Eren gülümserken gözlerinin dolmaması için dişlerini sıktı. "Demek sahiden döndün." Dedi. "Seni bir kez daha göremeyeceğimi sandım."
"Eren." Dedi bir kez daha Alper. "Neler oluyor? Hasta mısın?"
O bir şey söylemedi ama Alper hızla içeri girip kapıyı kapadı. "Neler oluyor? Neyin var? Neden böyle zayıfladın, niye solgunsun sen?"
"Boş ver beni, önemli değil, asıl sen nasılsın?"
"Eren. Kes şunu. Neyin var?" Derken hızla nefes alıp verdi Alper. Bağırmamak için kendini zor tutuyordu.

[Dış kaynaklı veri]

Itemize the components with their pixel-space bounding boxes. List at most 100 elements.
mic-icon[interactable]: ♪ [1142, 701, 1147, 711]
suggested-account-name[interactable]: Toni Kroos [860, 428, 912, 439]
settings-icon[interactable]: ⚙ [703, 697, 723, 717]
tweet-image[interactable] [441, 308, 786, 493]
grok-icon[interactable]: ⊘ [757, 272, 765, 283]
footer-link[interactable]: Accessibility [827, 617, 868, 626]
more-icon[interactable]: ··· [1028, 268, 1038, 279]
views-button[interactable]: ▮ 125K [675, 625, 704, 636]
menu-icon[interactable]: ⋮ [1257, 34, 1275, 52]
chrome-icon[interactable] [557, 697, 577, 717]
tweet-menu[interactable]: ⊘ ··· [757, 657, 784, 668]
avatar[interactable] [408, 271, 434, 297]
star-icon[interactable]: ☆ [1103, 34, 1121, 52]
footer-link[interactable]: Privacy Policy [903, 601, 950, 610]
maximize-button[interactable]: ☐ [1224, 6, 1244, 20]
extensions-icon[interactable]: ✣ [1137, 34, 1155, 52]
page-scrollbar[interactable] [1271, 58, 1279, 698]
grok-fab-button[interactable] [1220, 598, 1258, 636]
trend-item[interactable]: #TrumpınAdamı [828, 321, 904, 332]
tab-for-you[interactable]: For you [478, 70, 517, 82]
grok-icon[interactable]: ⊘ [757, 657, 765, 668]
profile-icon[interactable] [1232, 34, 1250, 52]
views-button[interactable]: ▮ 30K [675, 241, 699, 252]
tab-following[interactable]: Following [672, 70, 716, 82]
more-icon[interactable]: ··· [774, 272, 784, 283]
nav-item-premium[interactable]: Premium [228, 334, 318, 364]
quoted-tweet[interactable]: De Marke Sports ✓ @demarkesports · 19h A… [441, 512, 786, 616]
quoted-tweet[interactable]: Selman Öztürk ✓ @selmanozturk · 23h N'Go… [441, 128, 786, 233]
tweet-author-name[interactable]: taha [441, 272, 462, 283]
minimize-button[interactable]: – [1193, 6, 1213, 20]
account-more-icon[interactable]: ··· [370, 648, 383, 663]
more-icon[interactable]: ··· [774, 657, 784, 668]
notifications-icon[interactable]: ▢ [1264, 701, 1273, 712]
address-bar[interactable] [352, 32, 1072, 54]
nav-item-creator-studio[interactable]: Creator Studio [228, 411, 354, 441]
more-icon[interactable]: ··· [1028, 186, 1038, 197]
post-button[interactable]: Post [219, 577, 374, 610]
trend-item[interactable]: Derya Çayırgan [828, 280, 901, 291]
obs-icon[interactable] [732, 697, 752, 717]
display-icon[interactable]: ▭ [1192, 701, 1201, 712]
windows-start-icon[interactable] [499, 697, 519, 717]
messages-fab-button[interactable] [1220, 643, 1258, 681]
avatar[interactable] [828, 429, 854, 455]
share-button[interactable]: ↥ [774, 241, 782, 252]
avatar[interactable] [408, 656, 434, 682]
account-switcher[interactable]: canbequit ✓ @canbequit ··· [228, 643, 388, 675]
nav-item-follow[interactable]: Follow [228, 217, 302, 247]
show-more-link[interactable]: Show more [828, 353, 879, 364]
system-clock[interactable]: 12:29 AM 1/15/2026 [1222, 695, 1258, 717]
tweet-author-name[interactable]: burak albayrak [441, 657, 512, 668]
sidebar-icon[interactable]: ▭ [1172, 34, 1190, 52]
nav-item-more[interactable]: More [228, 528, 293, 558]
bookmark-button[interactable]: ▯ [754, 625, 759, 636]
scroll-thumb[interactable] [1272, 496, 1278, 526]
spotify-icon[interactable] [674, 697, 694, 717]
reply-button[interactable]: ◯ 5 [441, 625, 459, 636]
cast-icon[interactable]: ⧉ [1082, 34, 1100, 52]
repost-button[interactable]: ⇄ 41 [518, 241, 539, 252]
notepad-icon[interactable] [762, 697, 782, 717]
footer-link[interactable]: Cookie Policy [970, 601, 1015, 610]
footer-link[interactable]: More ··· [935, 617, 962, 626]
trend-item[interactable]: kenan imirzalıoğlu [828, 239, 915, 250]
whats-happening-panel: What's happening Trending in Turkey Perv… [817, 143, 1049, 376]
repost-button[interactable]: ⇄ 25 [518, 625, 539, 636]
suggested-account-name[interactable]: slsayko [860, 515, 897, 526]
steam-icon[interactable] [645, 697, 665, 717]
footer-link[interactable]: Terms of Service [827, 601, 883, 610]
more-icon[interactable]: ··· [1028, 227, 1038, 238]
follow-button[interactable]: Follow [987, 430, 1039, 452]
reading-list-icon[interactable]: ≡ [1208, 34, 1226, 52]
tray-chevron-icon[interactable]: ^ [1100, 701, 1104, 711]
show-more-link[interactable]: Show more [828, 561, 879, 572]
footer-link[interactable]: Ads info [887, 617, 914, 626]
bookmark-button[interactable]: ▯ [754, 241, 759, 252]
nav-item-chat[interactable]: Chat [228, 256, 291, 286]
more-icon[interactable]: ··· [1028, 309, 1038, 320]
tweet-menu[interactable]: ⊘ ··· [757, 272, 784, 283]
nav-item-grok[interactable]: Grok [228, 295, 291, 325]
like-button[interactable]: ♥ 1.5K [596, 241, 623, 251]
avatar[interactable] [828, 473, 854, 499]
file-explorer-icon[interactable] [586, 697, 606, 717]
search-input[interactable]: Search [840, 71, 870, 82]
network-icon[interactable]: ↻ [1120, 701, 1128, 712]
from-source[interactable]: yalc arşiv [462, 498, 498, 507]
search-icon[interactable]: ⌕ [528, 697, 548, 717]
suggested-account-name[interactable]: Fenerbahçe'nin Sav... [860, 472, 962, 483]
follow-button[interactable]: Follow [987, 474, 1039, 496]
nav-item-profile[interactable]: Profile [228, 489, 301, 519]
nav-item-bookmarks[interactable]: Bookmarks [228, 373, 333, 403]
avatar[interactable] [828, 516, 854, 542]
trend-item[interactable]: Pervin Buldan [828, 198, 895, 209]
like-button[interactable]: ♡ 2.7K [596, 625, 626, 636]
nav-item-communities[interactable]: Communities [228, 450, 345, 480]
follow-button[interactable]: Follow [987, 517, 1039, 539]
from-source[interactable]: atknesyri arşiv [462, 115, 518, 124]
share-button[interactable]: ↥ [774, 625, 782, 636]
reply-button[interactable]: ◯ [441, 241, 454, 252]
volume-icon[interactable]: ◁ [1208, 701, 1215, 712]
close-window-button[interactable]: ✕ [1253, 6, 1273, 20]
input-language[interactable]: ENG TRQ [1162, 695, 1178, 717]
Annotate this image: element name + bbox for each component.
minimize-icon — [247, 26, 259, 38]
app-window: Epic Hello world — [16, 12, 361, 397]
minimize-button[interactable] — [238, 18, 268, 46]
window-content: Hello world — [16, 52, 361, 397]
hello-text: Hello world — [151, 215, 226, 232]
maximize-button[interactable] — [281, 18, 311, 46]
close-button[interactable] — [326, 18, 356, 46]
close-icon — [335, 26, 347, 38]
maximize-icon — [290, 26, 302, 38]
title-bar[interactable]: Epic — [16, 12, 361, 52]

Başını çevirip derin bir nefes aldı Eren. Nereden başlayacağını bilemedi. Dudaklarını ısırırken yüzüne bakmadı ama başladı bir yerden. Olan biten her şeyi anlattı. Alper put gibi kalmıştı. Bunca zaman, bu kadar süredir bunu nasıl gizleyebildiğine hayret etti. Kendisini aramaya gelirken katlandığı şeyler, uçurumdan düşerken dahi her birinde kendi ölümüne mi koşuyordu Eren. Kimseye söylemeden. Yardım almadan...

Ne söyleyeceğini bilemez bir halde kızarmış gözleriyle öylece bakarken Alp, ona sarıldı Eren. O vakit bağırarak ağlamaya başladı Alper.